しかも、階段を上っているはずが、知覚はその逆を感じている。頬に触れる気流は下から上へ、体の加速度は前方斜め下へ———。
視界にはネイザーの腰が見えるはずなのに、これはルーセット氏の後頭部のようだ。
つまり自分は実際の所、階段を上っているのではなく、下っているように感じている。ルーセット氏の後ろ姿に導かれ、館の最深に向かっているのだ。最深では館の恥部がガバリと口腔を露出し、自分の最奥の欲望と結びつこうとしている。その結合に溺れればこの体は一切がルーセット氏の———。
この感覚はボイラー室の———。
「ちょっとテイク!シャキッとしなさい!」
自分の思考は唐突に途切れた。目の前にルーセット氏の後頭部は無く、ネイザーの顔が見える。口調とは異なり、表情には不安と困惑が見て取れる。先ほどルーセット氏にキスしかけたときの憤怒の表情とは打って変わって見え、多少は後輩のことを心配してくれているようだ。
「アンタ、大丈夫?ブツブツ言いながら体はグラグラしてたし、見てらんないわよ。あとは1階の部屋の調査でとりあえず今日は撤収できるんだから、気合入れなさい」
「あぁ、スイマセン、先輩。どうも頭が疲れてたみたいで。失礼しました。
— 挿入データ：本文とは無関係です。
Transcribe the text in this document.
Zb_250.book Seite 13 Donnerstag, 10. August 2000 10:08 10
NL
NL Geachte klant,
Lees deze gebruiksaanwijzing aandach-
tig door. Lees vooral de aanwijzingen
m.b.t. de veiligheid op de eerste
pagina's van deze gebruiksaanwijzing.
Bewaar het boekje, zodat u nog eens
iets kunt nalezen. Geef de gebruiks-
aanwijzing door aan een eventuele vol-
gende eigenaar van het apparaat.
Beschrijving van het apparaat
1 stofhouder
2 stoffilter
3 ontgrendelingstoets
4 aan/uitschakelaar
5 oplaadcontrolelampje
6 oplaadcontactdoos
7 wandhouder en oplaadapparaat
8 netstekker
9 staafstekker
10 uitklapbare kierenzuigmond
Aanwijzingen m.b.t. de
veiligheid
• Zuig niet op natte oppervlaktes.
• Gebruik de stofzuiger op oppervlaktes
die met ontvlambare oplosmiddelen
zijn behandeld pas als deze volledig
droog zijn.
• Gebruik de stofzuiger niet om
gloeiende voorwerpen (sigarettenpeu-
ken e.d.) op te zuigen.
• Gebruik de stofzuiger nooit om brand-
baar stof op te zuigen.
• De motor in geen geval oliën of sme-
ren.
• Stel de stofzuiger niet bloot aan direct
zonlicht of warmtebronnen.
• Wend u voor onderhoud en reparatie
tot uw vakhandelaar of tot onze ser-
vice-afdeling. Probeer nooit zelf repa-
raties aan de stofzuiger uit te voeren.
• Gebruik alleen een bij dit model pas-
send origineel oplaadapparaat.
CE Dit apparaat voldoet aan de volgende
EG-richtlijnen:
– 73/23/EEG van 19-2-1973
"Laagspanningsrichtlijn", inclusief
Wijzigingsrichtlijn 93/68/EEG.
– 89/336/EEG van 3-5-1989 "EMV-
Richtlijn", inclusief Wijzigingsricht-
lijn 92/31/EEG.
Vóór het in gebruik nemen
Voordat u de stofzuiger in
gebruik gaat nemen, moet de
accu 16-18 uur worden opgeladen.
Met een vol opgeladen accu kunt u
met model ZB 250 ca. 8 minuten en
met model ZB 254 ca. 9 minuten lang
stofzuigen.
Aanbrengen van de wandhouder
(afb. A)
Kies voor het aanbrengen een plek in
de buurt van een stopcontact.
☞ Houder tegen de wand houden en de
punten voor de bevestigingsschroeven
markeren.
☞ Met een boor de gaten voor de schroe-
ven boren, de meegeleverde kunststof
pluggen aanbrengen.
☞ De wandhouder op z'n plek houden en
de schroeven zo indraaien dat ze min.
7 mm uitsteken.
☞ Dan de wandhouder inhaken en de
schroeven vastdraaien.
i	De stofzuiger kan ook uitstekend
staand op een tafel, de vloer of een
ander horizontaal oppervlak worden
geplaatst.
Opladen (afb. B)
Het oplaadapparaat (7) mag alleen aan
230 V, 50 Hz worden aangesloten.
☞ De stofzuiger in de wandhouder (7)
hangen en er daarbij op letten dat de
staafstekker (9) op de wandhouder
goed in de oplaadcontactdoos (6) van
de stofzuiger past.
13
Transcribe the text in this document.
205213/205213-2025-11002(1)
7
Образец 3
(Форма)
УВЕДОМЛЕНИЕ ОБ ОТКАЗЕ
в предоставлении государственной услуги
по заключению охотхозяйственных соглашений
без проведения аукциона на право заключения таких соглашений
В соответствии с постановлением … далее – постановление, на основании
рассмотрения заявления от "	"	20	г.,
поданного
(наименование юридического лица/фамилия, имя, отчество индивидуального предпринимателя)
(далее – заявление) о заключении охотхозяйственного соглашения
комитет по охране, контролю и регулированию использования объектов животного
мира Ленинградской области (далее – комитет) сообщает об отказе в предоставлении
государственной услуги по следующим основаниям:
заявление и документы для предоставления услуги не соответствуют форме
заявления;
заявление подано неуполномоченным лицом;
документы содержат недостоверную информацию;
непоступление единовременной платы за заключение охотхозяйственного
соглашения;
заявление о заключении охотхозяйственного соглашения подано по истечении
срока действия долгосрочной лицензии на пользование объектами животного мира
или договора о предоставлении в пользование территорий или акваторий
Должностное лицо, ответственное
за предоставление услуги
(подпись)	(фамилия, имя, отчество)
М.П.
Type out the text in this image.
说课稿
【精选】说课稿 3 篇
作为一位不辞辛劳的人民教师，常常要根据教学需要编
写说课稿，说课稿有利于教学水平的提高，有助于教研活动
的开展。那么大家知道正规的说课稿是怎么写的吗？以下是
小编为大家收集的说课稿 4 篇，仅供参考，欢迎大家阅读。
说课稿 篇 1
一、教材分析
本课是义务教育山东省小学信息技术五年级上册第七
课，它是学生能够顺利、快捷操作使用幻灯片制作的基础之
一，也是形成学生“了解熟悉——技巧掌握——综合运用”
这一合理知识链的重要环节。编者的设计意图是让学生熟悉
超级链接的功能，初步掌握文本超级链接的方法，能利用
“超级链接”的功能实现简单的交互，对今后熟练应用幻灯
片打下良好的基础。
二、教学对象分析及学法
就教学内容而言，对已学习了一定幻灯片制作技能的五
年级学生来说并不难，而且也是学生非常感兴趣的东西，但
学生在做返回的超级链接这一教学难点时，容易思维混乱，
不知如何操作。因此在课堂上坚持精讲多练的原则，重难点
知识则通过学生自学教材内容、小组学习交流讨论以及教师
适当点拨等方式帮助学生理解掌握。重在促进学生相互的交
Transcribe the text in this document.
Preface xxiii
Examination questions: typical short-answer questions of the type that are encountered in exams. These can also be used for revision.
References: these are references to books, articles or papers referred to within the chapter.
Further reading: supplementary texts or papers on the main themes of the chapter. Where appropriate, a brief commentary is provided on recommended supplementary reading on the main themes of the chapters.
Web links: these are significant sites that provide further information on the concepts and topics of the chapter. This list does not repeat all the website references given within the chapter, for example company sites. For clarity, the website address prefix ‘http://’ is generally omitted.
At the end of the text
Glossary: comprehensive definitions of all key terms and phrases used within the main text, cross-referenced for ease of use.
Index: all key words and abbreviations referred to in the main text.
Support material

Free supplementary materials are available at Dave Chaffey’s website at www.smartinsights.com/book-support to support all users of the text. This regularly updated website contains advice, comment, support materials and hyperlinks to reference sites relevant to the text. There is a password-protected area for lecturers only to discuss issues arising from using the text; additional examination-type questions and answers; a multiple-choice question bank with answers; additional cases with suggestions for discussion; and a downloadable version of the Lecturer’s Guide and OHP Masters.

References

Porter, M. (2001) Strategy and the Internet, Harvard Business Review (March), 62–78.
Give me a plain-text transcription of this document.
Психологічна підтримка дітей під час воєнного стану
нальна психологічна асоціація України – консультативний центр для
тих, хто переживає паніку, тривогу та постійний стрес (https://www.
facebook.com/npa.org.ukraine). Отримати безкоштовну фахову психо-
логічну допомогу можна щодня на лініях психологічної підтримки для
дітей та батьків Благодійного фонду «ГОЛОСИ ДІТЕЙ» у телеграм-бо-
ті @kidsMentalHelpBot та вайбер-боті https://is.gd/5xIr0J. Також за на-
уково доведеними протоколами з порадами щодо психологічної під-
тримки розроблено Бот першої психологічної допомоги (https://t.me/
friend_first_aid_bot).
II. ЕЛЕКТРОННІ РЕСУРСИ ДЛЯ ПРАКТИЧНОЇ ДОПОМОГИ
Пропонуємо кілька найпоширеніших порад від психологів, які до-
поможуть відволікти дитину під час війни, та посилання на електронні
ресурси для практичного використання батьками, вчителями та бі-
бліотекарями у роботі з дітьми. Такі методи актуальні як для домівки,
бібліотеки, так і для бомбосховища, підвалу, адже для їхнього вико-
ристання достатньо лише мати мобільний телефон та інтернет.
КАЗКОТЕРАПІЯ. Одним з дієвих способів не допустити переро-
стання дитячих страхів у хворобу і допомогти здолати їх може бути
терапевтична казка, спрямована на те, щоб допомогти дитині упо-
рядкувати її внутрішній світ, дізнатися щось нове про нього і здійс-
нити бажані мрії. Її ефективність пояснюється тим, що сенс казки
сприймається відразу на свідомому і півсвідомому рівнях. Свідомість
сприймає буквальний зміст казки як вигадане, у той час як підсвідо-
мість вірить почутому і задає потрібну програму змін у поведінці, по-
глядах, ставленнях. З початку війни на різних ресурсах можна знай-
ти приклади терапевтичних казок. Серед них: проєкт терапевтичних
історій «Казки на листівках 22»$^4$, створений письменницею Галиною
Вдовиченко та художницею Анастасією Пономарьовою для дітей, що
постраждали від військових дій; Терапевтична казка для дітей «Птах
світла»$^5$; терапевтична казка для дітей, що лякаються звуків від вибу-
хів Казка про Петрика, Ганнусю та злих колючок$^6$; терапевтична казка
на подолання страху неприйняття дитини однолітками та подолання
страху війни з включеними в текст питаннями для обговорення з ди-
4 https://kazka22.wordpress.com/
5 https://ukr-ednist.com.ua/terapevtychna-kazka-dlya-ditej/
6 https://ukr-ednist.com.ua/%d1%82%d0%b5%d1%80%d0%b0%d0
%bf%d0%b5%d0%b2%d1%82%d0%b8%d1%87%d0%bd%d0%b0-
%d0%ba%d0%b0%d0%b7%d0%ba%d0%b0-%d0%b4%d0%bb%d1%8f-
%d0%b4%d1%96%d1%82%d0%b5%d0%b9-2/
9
でも、地下1階は見なくていいんですか?」
「それは今あなたの先輩が言った通りよ。103号室に向かう給水管が通過する部屋は102号室だけなの。それは配管図で証明できてるでしょう?」
ネイザーが配管図を目の前で広げて示した。確かに配管図上はボイラー室と103号室を結ぶ給水管が途中で経由するのは102号室のみだ。それ以外は廊下や階段の壁の向こう側を走行しており、怪しい部屋等は無いように見える。まあ、自分はまだ配管図には慣れていないので見落としているだけかもしれないが。しかしネイザー大先輩が102、103号室と言っているのだからそれでいいのだろう、多分。
「ええ、それは間違いないわ。さっさと102号室に行きましょう」
自分達の足は地下1階を素通りして、102号室に向いた。その間、ネイザーはマナの説明を続けていたが自分は先程の感覚を思い出していた。
ボイラー室でルーセット氏にキスをしかけた時の感覚と似ていた。いきなり頭の中が乱され、別の思考に割り込まれたかのようだったが、それでは、“別の思考”の持ち主は誰だったのだろう?ルーセット氏はあの時念話をしていたと言って、実際にその念話相手がネイザーに配管図を渡した。念話と思考操作を同時並行で行うなんて芸当がルーセット氏にできるとは思えないし、階段を上っていた時はネイザーが話しかけていた。ルーセット氏が“別の思考”の持ち主ではないだろう。ネイザーが思考操作の魔法を扱えるとは聞いたこともない。
とすると、ここの3人以外の誰かだとしか思えない。この館の女性陣は割とバラエティ豊かだし、思考操作に長けた種族でも雇っているのだろうか。だとしても、自分の思考に割り込ませた理由がわからない。割り込まれた結果としてこちらが何か被害を被ったわけでもない。特に目的のない思考操作…わざわざそんなことをする奇異な存在がこの館にいる、のかもしれないとしておこう。
「ここが102号室ね。とりあえず、図面は間違っていないみたい」
図面と扉のプレートに目を行き来させて、ネイザーが言った。ボイラー室とは違い、扉は木製で艶があり、どことなくいい香りもする。扉の装飾や模様のために彫られた溝にはほこりも溜まってなく、客の目に入るところは清掃が行き届いているように見える。